Correa drops legal challenge to Orange County loss

 

Former Sen. Lou Correa has dropped his legal challenge to the recent election results that saw him narrowly lose a race for Orange County Supervisor to Andrew Do.

Correa maintains there were many mistakes, and possible fraud, in the election that saw him lose by fewer than 43 votes, but he added it would be too costly to try to overturn the election results in court.

“Inevitiably, some mistakes will be made, and we found that to have been the case in this election.” Correa told the Orange County Register. “But that does not detract from the consistently commendable job that the registrar's office performs in conducting this and other elections in Orange County.”

Among Correa’s complaints was the fact that about 400 absentee ballots were not counted because the voter did not sign the back of the envelope.

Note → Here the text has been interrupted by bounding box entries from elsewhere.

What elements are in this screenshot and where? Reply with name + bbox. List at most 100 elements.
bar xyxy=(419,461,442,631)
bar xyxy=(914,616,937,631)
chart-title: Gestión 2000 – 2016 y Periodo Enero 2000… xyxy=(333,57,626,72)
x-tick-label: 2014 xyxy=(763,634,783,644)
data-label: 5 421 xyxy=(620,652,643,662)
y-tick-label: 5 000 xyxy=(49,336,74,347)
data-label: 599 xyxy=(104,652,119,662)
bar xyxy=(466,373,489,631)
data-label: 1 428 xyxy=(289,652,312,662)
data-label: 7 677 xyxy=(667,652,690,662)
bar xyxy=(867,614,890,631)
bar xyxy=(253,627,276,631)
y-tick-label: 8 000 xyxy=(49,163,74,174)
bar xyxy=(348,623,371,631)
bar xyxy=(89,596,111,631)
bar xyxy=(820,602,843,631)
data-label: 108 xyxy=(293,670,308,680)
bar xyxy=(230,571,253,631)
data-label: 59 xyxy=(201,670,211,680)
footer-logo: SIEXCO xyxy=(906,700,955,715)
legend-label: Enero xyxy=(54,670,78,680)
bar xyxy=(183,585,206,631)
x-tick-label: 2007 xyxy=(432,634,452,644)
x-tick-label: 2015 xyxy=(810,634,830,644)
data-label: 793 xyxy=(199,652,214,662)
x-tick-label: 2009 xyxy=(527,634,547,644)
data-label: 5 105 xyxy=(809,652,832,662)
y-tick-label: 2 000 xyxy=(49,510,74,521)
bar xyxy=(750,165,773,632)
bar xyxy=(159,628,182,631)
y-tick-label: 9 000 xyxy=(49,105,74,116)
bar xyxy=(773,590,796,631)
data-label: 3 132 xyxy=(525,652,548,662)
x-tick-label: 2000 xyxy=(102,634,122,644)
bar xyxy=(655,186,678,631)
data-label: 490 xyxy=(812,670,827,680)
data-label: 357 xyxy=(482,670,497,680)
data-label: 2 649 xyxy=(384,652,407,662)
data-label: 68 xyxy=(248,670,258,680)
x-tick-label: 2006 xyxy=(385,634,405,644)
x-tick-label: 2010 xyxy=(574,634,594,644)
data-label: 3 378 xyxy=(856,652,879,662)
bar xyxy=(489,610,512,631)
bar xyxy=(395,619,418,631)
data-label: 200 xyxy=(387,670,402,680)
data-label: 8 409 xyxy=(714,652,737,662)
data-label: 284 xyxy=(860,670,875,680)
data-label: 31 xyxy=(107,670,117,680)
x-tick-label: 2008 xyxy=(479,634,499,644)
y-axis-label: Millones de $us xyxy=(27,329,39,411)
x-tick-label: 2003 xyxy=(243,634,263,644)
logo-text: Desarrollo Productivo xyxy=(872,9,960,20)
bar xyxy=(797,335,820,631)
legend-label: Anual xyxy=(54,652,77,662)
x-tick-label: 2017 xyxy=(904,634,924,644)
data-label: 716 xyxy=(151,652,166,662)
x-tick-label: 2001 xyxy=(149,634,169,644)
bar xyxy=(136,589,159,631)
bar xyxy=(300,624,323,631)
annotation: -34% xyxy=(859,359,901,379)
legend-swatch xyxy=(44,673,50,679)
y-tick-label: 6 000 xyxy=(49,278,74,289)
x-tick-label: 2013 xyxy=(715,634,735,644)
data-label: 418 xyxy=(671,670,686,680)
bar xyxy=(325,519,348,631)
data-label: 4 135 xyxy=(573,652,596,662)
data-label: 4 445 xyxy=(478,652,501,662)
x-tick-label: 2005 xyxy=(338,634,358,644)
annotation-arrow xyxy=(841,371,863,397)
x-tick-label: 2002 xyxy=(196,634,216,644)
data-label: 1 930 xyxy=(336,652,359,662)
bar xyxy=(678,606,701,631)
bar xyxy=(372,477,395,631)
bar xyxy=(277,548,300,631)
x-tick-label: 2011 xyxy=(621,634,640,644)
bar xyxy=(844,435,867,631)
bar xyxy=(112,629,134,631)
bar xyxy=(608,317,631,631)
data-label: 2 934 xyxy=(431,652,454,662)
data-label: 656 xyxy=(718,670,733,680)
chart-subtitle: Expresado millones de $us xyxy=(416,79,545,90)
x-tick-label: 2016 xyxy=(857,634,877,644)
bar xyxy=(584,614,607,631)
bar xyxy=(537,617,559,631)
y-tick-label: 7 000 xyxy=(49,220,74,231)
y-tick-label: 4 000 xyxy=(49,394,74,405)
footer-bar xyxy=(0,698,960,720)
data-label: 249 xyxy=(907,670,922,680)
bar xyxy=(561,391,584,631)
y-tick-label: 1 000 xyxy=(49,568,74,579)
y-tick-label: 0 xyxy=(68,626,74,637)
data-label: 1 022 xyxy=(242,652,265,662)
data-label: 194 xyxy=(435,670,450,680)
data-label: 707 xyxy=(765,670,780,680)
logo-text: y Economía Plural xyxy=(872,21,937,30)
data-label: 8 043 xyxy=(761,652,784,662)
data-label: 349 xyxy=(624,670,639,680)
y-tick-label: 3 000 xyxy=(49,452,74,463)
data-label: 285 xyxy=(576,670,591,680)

“On almost half of these ballots, however, the voters had handwritten their name and address elsewhere on the ballot envelope, typically in the return address position on the front of the envelope, and it was fairly apparent from a comparison with the person's affidavit of registration that the vote-by-mail ballot had indeed been submitted by the proper individual,” a statement from Correa read.

Another 177 absentee ballots were thrown out because they were postmarked a day after the election and despite being signed and dated by the voter before the election and arriving three days after polls closed.

That new three-day deadline was a provision in a new state law authored by then-Sen. Lou Correa.